Employers may and should take extra measures to protect intellectual property from unauthorized disclosure. These steps should include, among others, limiting access to secret information, effective management of electronic and other confidential data, and ensuring copyrights and trademarks are valid. Employers should train employees with access to confidential information regarding their obligations both during and after employment, and the consequences of unauthorized use and disclosure of trade secrets. They also should have policies and procedures in place for recovering confidential information from departing employees, and for solidifying customer relationships to thwart ex-employees’ and competitors’ solicitations.
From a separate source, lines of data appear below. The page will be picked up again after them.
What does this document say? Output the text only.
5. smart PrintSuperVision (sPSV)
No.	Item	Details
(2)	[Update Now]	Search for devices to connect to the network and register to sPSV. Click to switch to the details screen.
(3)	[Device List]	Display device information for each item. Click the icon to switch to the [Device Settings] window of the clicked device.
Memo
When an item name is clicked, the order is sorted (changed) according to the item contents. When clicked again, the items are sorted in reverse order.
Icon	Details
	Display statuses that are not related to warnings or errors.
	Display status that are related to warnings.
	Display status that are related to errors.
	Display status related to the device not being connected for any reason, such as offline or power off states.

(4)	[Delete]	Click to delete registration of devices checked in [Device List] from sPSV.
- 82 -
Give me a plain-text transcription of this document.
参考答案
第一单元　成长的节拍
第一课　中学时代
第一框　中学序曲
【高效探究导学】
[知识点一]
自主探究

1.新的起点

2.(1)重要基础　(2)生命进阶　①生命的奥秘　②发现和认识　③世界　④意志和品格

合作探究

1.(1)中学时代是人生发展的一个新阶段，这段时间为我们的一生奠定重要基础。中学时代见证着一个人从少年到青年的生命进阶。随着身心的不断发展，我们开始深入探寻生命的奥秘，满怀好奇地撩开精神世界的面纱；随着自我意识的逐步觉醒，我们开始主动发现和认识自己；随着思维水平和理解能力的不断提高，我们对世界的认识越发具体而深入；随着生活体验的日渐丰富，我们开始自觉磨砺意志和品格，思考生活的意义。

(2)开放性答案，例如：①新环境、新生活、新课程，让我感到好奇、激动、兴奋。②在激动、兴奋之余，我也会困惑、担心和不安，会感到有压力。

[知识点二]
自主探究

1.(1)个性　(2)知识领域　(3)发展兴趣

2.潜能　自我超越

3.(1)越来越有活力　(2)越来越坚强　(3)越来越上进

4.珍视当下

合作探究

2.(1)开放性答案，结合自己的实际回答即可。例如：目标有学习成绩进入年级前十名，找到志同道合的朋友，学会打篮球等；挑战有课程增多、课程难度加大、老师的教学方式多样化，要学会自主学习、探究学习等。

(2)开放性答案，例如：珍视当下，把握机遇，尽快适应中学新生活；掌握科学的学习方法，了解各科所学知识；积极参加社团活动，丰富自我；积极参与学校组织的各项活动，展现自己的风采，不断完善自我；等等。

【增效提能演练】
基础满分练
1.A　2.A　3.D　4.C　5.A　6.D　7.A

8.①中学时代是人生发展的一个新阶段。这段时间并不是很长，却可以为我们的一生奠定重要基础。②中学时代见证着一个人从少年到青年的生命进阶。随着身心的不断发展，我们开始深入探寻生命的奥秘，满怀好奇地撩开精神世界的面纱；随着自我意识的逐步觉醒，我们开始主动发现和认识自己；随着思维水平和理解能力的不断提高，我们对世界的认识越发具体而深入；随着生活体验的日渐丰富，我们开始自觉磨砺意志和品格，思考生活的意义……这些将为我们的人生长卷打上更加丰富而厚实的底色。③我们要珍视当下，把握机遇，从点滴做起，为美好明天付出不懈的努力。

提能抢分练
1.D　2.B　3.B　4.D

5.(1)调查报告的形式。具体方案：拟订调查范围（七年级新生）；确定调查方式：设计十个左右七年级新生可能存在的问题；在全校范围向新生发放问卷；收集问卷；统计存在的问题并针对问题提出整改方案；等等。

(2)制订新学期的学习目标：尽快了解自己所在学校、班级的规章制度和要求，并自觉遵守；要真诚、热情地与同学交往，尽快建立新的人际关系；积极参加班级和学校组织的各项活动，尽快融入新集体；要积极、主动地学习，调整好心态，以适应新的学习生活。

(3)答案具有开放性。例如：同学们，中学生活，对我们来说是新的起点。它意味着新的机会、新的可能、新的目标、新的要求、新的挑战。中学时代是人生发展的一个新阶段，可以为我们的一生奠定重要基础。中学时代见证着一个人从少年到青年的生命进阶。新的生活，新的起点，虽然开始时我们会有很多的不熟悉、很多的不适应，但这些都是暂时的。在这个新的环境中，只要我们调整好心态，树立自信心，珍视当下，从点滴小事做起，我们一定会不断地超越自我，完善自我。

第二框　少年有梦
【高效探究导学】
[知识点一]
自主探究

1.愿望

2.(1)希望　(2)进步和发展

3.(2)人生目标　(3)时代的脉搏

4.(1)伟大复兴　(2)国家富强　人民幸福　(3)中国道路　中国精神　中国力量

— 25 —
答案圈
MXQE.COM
Those companies concerned with recouping investments in special training, education, or other extraordinary costs – at least for now – may enter into reimbursement agreements with employees. Employees may agree to repay training, relocation or other investments, if they depart before sufficient time passes for the employer to recoup their costs. The Court of Appeal in City of Oakland v. Hassey, 163 Cal. App. 4th 1477, 1491 (2008), rejected the former employee’s argument that his agreement to repay training expenses if he left the Oakland Police Department within five years of hire was a de facto “non-compete.”

Finally, employers may use carrots rather than sticks to induce employees not to compete. These include retention bonuses and contracts for a term (as well as positive employee relations practices, competitive pay, and the like). Such practices may dissuade employees from leaving for greener pastures, or from following a former employee’s solicitation to join her there.